Now is the proper time to introduce notion of rank. Rank of the matrix \(A\) (a.k.a. some linear transformation) tells you dimension of the transformed vector space. If we have full rank matrix, i.e., number of variables (a.k.a. dimension of the original vector space) is equal to the dimension of the transformed vector space, we can say the system has a unique solution. But what if for instance we have 3 variables and \(rank(A) = 2\)? Then of course we are in the situation of having zero or infinitely many solutions. Note that I am saying rank of matrix \(A\) instead of either rank of column or vector space, because these two are equivalent.
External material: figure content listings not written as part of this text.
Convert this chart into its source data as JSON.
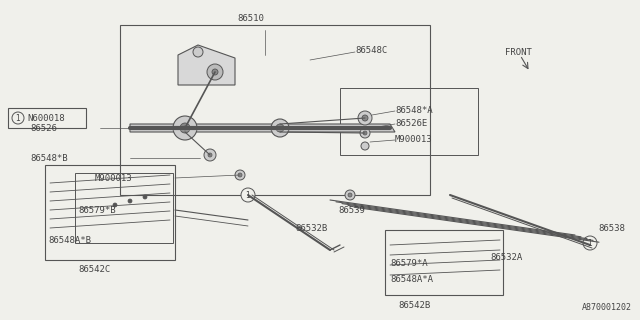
{
  "bg_color": "#f0f0eb",
  "line_color": "#555555",
  "text_color": "#444444",
  "diagram_number": "A870001202",
  "note_label": "N600018",
  "front_label": "FRONT"
}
Naturally, one might ask where did the 1 dimension then go? Well, the simple answer is null space of \(A\). Null space of \(A\) are formally all \(x\) that satisfy \(Ax = 0\). In words, we mapped them to the null vector in the transformed vector space, i.e., they lose their identity. Dimension of this null space is called nullity. And in relation to number of variables \(n\) in our system, we can say that:

\[n = rank(A) + null(A)\]

where \(null(A)\) denotes the dimension of nullspace. (a.k.a. nullity) Now, you might ask, what is so special about nullspace? I mean, there are certainly also other set of vectors \(x\) that end up being mapped to some single \(b\), why do we not care about these sets? Well, based on the definition of a vector space, we need it to include zero vector. This implies that also corresponding subspaces of this vector space must have zero vector. And guess what, the nullspace is the only set that includes this special zero vector and as such it is subspace of the original vector space. As we discussed last session, in mathematics, it is simply nice to know something is a subspace because then you know what kind of rules apply. But there is another cool property of nullspace.
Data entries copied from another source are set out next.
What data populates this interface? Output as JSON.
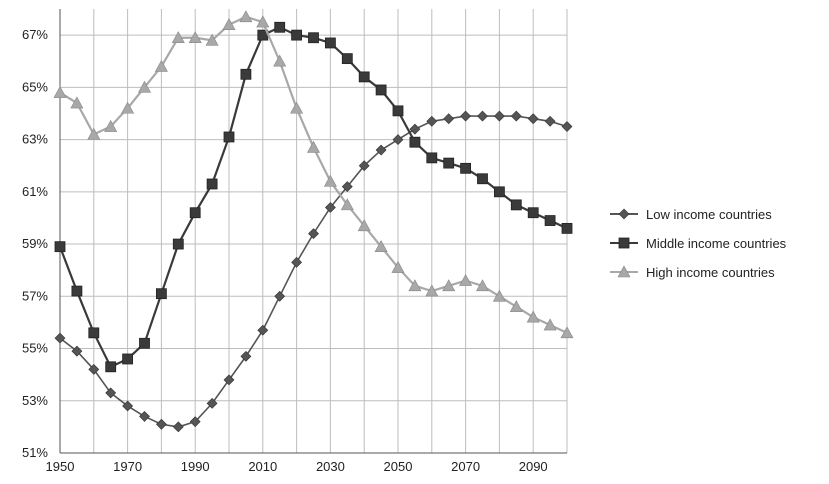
{
  "chart_data": {
    "type": "line",
    "title": "",
    "xlabel": "",
    "ylabel": "",
    "xlim": [
      1950,
      2100
    ],
    "ylim": [
      51,
      68
    ],
    "x_ticks": [
      "1950",
      "1970",
      "1990",
      "2010",
      "2030",
      "2050",
      "2070",
      "2090"
    ],
    "y_ticks": [
      "51%",
      "53%",
      "55%",
      "57%",
      "59%",
      "61%",
      "63%",
      "65%",
      "67%"
    ],
    "grid": true,
    "legend_position": "right",
    "x": [
      1950,
      1955,
      1960,
      1965,
      1970,
      1975,
      1980,
      1985,
      1990,
      1995,
      2000,
      2005,
      2010,
      2015,
      2020,
      2025,
      2030,
      2035,
      2040,
      2045,
      2050,
      2055,
      2060,
      2065,
      2070,
      2075,
      2080,
      2085,
      2090,
      2095,
      2100
    ],
    "series": [
      {
        "name": "Low income countries",
        "marker": "diamond",
        "color": "#555555",
        "values": [
          55.4,
          54.9,
          54.2,
          53.3,
          52.8,
          52.4,
          52.1,
          52.0,
          52.2,
          52.9,
          53.8,
          54.7,
          55.7,
          57.0,
          58.3,
          59.4,
          60.4,
          61.2,
          62.0,
          62.6,
          63.0,
          63.4,
          63.7,
          63.8,
          63.9,
          63.9,
          63.9,
          63.9,
          63.8,
          63.7,
          63.5
        ]
      },
      {
        "name": "Middle income countries",
        "marker": "square",
        "color": "#3a3a3a",
        "values": [
          58.9,
          57.2,
          55.6,
          54.3,
          54.6,
          55.2,
          57.1,
          59.0,
          60.2,
          61.3,
          63.1,
          65.5,
          67.0,
          67.3,
          67.0,
          66.9,
          66.7,
          66.1,
          65.4,
          64.9,
          64.1,
          62.9,
          62.3,
          62.1,
          61.9,
          61.5,
          61.0,
          60.5,
          60.2,
          59.9,
          59.6
        ]
      },
      {
        "name": "High income countries",
        "marker": "triangle",
        "color": "#a8a8a8",
        "values": [
          64.8,
          64.4,
          63.2,
          63.5,
          64.2,
          65.0,
          65.8,
          66.9,
          66.9,
          66.8,
          67.4,
          67.7,
          67.5,
          66.0,
          64.2,
          62.7,
          61.4,
          60.5,
          59.7,
          58.9,
          58.1,
          57.4,
          57.2,
          57.4,
          57.6,
          57.4,
          57.0,
          56.6,
          56.2,
          55.9,
          55.6
        ]
      }
    ]
  }
}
Imagine, we take two vectors \(u, v\) from the original vector space. We know that for \(v\), we can map it to corresponding vector \(b\) in transformed space given that \(b \neq 0\). For \(u\), we can do the same but given that \(b = 0\), i.e., \(u\) is null-space of \(A\). Therefore, we can write \(Au = 0\). Similarly, for \(v\), we can write \(Av = b\). So what happens if we add \(u, v\) together and transform it? Let’s try:

\[A(v + u) = Av + Au = Av + 0 = Av = b\]

This means that the solution to \(Ax = b\) where \(b \neq 0\) (non-homogenous system) can be written in the form \(x = x_p + x_h\) where \(x_p\) is the concrete solution (in my example \(v\) - there exists mapping from \(x_p\) to non-zero \(b\)) and \(x_h\) which is some solution to \(Ax = 0\) (\(x_h\) is from null-space).
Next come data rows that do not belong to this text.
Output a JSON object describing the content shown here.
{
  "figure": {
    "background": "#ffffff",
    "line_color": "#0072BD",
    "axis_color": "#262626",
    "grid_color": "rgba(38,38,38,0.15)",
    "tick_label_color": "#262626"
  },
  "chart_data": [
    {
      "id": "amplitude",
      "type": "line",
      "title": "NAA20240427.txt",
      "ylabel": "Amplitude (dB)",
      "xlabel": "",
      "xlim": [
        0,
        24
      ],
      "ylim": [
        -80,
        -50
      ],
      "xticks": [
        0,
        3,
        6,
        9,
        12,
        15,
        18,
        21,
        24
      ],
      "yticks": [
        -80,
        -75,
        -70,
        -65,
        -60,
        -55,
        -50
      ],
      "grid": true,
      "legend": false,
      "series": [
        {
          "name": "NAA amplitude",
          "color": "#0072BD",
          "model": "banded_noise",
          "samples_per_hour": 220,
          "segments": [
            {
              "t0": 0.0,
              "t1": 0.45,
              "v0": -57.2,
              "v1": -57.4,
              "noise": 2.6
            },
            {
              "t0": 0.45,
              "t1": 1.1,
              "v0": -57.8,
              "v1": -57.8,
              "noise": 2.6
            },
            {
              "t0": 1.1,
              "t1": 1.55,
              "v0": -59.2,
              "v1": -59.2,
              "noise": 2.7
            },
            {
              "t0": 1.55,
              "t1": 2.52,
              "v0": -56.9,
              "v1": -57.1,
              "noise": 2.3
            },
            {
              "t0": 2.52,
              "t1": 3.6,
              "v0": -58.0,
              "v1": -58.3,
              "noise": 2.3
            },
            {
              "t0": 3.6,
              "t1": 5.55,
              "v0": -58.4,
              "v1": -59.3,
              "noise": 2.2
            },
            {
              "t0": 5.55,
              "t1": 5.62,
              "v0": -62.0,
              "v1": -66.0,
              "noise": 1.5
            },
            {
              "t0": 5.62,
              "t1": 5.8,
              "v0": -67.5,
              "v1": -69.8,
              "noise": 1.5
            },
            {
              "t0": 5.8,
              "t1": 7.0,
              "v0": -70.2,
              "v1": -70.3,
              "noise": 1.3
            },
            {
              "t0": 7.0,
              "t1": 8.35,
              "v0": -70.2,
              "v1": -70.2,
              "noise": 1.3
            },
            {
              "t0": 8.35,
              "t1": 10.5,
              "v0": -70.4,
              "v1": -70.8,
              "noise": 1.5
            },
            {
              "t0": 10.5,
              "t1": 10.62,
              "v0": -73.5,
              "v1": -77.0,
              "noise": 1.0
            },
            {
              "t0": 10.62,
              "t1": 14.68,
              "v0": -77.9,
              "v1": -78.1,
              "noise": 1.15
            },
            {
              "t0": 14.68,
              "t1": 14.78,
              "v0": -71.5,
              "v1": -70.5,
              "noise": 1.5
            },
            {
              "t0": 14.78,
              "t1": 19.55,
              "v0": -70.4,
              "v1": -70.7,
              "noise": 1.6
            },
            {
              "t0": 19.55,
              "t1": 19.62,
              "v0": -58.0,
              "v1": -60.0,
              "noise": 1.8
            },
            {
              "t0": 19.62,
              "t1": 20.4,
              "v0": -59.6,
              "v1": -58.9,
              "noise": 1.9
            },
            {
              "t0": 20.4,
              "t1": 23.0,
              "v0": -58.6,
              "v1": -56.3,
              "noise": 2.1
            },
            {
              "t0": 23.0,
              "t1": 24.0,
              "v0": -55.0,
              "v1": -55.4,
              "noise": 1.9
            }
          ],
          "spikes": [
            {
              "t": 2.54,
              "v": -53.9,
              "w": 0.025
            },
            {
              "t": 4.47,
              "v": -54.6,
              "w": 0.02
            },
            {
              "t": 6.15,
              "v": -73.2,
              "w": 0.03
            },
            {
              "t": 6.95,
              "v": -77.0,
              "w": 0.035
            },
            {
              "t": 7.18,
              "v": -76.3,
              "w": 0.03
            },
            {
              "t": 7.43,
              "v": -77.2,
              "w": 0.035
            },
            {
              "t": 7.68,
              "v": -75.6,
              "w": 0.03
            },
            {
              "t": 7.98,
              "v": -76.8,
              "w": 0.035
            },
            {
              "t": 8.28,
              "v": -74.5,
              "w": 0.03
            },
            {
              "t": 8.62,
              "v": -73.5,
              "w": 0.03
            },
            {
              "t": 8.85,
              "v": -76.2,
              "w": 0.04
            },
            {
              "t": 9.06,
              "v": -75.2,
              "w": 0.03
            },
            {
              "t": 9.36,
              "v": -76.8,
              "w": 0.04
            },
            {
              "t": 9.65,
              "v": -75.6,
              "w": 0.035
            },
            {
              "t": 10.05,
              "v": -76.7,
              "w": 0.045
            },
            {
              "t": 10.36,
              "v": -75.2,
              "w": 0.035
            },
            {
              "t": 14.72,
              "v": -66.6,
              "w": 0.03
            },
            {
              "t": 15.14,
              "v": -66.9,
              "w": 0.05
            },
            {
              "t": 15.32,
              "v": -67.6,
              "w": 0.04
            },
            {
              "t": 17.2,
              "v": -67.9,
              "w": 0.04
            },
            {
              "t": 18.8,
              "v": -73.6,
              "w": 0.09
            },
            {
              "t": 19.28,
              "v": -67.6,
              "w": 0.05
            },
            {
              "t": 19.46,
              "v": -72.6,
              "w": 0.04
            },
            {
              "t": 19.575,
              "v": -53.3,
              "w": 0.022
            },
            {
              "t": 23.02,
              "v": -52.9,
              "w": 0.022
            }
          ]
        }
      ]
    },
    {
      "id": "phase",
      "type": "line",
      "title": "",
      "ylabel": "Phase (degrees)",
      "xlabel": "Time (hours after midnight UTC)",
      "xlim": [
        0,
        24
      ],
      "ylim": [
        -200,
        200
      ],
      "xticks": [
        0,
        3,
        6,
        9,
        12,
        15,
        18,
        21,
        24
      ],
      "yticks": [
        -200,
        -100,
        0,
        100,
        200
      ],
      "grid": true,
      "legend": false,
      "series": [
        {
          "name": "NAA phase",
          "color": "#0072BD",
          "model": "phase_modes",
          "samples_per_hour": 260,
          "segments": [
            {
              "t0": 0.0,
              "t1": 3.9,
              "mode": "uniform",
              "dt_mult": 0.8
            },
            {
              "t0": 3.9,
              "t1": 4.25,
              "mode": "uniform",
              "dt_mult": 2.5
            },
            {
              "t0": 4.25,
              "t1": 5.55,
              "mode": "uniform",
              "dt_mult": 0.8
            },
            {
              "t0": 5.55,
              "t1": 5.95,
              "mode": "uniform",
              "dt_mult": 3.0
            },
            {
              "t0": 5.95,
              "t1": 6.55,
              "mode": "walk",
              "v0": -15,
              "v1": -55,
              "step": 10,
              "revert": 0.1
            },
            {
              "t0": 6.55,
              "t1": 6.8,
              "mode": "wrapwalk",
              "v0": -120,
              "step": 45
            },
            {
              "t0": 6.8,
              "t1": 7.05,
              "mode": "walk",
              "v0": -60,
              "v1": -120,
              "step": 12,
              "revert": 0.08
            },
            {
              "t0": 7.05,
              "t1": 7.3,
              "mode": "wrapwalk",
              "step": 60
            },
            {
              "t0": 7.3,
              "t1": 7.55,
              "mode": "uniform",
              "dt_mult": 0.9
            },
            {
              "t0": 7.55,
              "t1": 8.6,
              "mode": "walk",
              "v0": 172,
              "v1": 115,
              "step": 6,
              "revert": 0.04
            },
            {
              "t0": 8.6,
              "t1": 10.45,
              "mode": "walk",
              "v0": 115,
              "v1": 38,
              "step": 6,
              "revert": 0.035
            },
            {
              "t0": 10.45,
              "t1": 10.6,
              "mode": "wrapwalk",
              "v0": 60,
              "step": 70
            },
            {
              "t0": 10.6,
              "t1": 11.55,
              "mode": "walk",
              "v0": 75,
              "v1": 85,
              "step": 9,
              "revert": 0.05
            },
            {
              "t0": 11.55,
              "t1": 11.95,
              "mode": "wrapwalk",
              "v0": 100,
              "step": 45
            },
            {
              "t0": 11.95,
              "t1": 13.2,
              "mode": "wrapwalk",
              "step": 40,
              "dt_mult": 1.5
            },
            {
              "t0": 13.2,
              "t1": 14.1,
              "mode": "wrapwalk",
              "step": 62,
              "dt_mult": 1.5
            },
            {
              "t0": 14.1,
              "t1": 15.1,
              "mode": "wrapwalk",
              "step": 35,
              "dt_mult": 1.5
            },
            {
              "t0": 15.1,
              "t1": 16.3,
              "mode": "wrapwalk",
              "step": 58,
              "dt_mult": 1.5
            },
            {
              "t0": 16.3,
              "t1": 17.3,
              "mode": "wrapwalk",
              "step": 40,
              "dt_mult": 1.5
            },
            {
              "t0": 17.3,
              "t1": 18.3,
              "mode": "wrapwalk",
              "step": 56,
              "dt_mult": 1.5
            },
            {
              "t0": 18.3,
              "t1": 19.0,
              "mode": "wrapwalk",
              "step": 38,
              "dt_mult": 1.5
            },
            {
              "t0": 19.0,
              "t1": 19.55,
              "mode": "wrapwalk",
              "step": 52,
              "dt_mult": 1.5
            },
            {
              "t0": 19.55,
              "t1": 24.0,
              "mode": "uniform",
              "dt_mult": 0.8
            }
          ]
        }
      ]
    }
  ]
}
⛳️ Learning goals checklist

Let me first say that this has been a lot to digest. So do not worry if you feel overwhelmed. As I said in the beginning, my notes focused on the intuition behind why certain things work the certain way. While having an intuition is important, at this stage of learning, you should as a priority focus on obtaining the practical skills:

Be able to check if a set of vectors is linearly independent, check if it is a basis
Compute bases for the column, row and null space, and their corresponding dimensions
Describe the set of all solutions to a given system of linear equations (zero, one or infinitely many)